Genesi, principio e origine di tutte le cose. Interrogarsi a fondo su questo concetto significa, ad un tempo, sondare le profondità del destino ultimo del mondo e dell'uomo. In ciò sta la grandezza del progetto di Sebastião Salgado, nel mostrare attraverso l'immagine fotografica non solo l'equilibrio mirabile e le simmetrie abissali della natura ma anche il confine sottilissimo che separa la civilizzazione dal disastro. Al di là di certo ambientalismo di maniera, Salgado solca la superficie del pianeta alla ricerca di una dimensione autentica e primigenia del rapporto fra uomo e ambiente, senza scadere nella facile retorica della denuncia ecologista ma semplicemente mostrando la possibilità reale e tangibile di una dimensione edenica e incontaminata dai germi del modernismo industrializzato. 

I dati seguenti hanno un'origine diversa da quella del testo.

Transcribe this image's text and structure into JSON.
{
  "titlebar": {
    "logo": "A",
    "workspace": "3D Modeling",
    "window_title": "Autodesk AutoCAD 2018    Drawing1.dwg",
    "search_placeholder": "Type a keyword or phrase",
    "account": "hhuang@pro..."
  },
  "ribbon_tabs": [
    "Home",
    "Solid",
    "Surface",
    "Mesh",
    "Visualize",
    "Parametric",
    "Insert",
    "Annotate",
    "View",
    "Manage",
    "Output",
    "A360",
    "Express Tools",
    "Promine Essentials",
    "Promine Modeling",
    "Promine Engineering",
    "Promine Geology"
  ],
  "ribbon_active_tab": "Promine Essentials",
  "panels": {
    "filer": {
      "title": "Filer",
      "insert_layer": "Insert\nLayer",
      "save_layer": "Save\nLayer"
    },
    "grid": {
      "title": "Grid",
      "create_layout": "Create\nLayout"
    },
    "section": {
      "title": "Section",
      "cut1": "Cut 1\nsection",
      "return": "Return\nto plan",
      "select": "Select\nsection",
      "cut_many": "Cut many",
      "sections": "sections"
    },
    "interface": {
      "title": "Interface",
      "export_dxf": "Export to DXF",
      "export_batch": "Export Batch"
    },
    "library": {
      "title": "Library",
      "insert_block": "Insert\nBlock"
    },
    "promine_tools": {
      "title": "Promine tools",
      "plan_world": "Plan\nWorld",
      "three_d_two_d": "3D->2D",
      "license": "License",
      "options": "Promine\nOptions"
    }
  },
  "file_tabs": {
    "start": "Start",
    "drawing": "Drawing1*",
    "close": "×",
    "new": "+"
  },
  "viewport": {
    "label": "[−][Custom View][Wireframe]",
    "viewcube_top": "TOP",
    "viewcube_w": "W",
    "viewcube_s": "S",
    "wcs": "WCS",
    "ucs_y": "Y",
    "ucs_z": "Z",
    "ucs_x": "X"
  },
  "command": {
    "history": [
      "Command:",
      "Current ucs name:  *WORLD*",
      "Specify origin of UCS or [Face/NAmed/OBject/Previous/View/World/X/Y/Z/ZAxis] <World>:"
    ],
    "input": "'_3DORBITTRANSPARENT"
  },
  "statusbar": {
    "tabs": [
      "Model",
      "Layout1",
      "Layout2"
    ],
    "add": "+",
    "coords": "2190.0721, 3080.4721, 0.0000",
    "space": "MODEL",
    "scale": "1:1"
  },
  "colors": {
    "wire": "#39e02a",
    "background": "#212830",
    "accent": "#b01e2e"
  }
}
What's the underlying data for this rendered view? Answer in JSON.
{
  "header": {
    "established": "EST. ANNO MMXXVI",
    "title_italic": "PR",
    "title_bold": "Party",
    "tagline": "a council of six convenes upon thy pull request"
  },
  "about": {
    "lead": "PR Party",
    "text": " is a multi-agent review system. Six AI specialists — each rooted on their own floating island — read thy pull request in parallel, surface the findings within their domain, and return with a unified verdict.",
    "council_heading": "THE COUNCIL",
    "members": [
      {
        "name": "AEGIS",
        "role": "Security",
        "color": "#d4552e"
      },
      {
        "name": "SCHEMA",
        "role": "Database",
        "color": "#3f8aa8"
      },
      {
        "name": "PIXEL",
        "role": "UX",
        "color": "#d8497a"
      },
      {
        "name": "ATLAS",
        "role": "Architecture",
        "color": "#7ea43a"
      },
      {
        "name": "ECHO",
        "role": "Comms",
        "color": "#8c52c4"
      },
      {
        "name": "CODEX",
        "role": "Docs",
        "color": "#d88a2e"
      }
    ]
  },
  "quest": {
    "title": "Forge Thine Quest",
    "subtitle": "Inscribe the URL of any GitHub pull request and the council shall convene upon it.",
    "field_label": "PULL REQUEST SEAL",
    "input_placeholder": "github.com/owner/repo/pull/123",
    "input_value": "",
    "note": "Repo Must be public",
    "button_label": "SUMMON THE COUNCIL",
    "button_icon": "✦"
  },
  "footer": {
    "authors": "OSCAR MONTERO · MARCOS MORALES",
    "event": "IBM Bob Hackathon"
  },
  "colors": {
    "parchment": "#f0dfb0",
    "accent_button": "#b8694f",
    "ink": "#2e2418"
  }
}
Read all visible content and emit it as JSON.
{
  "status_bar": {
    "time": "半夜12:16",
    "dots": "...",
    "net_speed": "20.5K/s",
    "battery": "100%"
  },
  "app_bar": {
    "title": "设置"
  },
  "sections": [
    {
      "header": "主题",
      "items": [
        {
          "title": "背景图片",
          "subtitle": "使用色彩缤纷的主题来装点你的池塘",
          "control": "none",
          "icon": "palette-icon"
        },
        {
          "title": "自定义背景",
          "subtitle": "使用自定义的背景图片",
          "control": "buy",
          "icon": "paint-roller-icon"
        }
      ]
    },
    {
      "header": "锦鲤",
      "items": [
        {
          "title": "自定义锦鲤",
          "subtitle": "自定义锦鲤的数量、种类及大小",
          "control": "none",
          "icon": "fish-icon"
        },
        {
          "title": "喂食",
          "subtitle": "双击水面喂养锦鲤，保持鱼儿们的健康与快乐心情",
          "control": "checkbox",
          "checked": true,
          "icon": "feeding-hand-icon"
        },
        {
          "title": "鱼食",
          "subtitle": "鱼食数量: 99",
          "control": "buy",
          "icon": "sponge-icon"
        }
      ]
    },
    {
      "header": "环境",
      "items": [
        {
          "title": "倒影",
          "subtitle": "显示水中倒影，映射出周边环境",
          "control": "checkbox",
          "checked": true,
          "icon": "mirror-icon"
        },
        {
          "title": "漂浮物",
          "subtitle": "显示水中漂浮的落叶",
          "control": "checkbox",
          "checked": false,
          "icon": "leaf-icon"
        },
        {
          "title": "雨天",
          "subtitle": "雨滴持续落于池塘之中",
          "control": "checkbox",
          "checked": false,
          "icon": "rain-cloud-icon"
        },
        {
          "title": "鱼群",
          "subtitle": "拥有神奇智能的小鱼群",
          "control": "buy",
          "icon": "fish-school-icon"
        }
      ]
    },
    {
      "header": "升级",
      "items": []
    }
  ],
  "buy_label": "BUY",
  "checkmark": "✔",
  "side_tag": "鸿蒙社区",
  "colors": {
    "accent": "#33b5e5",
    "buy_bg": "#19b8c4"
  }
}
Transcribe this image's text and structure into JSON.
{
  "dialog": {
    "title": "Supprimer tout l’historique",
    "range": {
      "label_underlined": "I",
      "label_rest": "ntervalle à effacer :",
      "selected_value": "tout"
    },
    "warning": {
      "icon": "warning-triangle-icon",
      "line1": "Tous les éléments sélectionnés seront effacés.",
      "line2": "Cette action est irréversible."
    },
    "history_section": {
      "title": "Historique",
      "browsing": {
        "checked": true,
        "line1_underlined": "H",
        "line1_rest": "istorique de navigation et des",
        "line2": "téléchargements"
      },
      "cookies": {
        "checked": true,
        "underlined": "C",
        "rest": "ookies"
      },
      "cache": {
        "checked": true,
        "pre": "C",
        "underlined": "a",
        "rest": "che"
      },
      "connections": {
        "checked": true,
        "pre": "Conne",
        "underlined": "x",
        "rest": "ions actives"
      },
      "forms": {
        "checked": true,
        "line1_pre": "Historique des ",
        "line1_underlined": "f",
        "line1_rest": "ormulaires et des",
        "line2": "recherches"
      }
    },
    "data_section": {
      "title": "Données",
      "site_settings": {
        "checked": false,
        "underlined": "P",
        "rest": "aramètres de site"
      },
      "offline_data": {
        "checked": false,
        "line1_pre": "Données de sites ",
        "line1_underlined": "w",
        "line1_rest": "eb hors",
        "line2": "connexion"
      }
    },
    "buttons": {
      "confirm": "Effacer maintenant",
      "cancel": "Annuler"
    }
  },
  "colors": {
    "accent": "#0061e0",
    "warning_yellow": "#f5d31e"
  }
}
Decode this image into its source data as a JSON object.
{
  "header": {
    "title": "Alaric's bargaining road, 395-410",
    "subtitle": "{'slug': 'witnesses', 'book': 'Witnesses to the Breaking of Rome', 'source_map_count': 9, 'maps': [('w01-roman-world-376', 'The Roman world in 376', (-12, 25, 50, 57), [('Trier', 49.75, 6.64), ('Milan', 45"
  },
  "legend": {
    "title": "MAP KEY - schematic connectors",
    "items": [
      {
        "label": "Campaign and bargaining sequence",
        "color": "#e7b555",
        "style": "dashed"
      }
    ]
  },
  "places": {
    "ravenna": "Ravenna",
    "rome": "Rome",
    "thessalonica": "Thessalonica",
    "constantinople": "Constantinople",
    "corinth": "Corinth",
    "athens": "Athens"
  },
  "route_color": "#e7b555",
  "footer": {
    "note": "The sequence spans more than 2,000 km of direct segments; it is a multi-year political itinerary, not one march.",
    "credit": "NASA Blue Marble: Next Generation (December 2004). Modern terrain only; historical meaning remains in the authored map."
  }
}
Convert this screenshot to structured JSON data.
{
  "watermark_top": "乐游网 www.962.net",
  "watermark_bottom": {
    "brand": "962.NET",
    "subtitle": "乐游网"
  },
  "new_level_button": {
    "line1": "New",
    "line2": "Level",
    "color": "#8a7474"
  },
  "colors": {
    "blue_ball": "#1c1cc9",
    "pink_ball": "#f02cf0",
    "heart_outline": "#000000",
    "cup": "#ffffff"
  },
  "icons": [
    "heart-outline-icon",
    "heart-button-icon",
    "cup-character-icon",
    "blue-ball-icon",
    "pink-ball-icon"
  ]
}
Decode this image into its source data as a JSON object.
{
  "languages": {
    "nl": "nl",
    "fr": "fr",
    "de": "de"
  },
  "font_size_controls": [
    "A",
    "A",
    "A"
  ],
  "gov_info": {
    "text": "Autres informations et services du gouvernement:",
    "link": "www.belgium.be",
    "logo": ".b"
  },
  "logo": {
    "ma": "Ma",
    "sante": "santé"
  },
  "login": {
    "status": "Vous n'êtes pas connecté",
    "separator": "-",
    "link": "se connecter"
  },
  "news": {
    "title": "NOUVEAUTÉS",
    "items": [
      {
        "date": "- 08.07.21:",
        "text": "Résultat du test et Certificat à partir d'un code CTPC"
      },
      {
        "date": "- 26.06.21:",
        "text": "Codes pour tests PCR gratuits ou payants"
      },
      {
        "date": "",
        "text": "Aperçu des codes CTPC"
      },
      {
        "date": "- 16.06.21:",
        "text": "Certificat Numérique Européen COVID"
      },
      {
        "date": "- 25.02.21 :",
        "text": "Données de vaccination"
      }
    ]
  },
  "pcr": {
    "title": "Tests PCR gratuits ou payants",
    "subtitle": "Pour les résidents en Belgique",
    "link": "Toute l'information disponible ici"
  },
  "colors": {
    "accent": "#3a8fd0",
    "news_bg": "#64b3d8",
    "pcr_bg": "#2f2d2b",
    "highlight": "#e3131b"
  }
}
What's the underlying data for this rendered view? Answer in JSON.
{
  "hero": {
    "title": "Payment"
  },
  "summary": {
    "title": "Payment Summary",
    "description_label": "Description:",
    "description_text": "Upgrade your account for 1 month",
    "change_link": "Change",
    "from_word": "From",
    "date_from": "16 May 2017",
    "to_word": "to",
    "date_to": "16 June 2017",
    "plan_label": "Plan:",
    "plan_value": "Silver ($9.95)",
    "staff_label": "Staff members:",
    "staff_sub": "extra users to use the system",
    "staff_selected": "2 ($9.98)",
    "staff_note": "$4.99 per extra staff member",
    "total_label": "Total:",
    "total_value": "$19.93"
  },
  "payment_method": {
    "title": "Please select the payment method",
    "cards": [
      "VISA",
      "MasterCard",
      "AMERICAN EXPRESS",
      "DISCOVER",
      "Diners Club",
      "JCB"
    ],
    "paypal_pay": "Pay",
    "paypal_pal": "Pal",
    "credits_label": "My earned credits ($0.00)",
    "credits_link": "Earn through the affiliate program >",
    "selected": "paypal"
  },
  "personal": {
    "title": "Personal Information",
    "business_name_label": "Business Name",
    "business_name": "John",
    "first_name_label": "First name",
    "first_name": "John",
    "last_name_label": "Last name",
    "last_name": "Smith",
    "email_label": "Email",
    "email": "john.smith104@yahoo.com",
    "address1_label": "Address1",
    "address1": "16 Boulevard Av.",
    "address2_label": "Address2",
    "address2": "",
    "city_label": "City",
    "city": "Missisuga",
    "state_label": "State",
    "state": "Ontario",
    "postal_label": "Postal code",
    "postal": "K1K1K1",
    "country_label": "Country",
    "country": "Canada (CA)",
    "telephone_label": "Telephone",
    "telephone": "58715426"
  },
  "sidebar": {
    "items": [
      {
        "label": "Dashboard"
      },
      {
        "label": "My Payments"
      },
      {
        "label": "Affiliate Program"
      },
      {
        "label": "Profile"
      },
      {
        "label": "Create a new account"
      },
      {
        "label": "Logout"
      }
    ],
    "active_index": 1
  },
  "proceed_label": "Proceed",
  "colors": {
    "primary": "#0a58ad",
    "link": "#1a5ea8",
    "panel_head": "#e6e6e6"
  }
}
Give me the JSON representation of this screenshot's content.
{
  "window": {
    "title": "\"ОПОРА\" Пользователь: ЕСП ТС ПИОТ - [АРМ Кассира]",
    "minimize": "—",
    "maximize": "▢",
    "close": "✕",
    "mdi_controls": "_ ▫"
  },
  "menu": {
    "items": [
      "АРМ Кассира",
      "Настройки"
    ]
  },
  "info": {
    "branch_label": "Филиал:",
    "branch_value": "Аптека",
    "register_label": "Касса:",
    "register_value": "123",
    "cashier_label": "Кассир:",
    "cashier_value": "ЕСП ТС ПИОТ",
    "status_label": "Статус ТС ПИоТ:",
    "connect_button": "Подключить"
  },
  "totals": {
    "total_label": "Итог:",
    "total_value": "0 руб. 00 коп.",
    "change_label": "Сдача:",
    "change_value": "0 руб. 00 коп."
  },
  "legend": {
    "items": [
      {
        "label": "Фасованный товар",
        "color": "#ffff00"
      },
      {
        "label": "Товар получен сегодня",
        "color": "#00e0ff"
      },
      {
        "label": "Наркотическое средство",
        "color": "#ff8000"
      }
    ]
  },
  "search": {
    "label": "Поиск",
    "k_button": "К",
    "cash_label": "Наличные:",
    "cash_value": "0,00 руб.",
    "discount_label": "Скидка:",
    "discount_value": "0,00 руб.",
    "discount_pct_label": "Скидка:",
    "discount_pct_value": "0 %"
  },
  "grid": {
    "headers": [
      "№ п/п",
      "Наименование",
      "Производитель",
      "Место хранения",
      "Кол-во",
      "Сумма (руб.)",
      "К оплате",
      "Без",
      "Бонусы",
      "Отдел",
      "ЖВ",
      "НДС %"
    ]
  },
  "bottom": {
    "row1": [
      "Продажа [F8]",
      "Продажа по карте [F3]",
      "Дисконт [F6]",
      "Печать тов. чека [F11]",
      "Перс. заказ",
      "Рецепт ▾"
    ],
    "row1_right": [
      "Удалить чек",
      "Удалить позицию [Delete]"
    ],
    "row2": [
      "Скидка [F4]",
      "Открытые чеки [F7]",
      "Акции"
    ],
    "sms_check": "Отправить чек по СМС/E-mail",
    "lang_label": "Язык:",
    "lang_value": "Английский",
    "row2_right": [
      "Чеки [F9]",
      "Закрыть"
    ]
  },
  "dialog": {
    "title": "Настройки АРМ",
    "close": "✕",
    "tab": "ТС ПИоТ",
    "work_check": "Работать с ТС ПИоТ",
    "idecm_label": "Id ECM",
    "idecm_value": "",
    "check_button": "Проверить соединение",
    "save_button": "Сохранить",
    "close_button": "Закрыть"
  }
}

Ghiacciai, foreste, vallate a perdita d'occhio si rispecchiano nei volti antichissimi di popolazioni indigene come gli Yanomami e i Cayapó dell'Amazzonia brasiliana, i Pigmei delle foreste equatoriali del Congo settentrionale, i Boscimani del deserto del Kalahari in Sudafrica, le tribù Himba del deserto namibico e quelle più remote delle foreste della Nuova Guinea. Nel corso degli ultimi dieci anni Salgado ha battuto i sentieri più impervi e si è immerso nelle culture più arcaiche, secondo i dettami etnografici dell'osservazione partecipante e del contatto profondo con individui e culture relegate ai margini dell'onnipresente sguardo tecnologico occidentale. Da questa coda dell'occhio, da questo fuori-campo che coincide con un fuori-tempo, egli riemerge con centinaia di immagini di assoluta potenza e purezza, capaci di scavare a fondo nella coscienza e di portare alla luce una nostalgia assoluta.

La gestione dello spazio e della composizione sono, in Salgado, gli strumenti formali attraverso i quali accedere paradossalmente al tempo come misura dell'anima; il tempo geologico delle erosioni, delle acque che scavano nei calanchi e delle rughe sui volti di uomini e donne; il tempo che si struttura in mutazioni, membra e organi di mammiferi e rettili; il tempo della natura, in definitiva, che trascende l'individuo e lo proietta in una dimensione fatta di mito e divinità. L'ideale romantico della bellezza abissale, del sublime kantiano dinanzi alla potenza e grandezza del cielo e del mare, non ha forse mai ricevuto una simile traduzione in immagini, e in esse il fotografo brasiliano riesce a trasmettere una passione vitale inesauribile. 

Una passione strettamente legata alla sua storia personale: nato e cresciuto in un'immensa azienda agricola brasiliana, ha potuto sperimentare direttamente la distruzione e la deforestazione di un patrimonio inestimabile. Ma grazie alla fama acquisita in virtù della sua arte ha potuto, nel corso degli ultimi decenni, lavorare alla ricostruzione di un paradiso. Un progetto titanico, una raccolta di fondi a livello globale grazie al quale sono stati piantati quasi due milioni di alberi appartenenti a 300 specie differenti.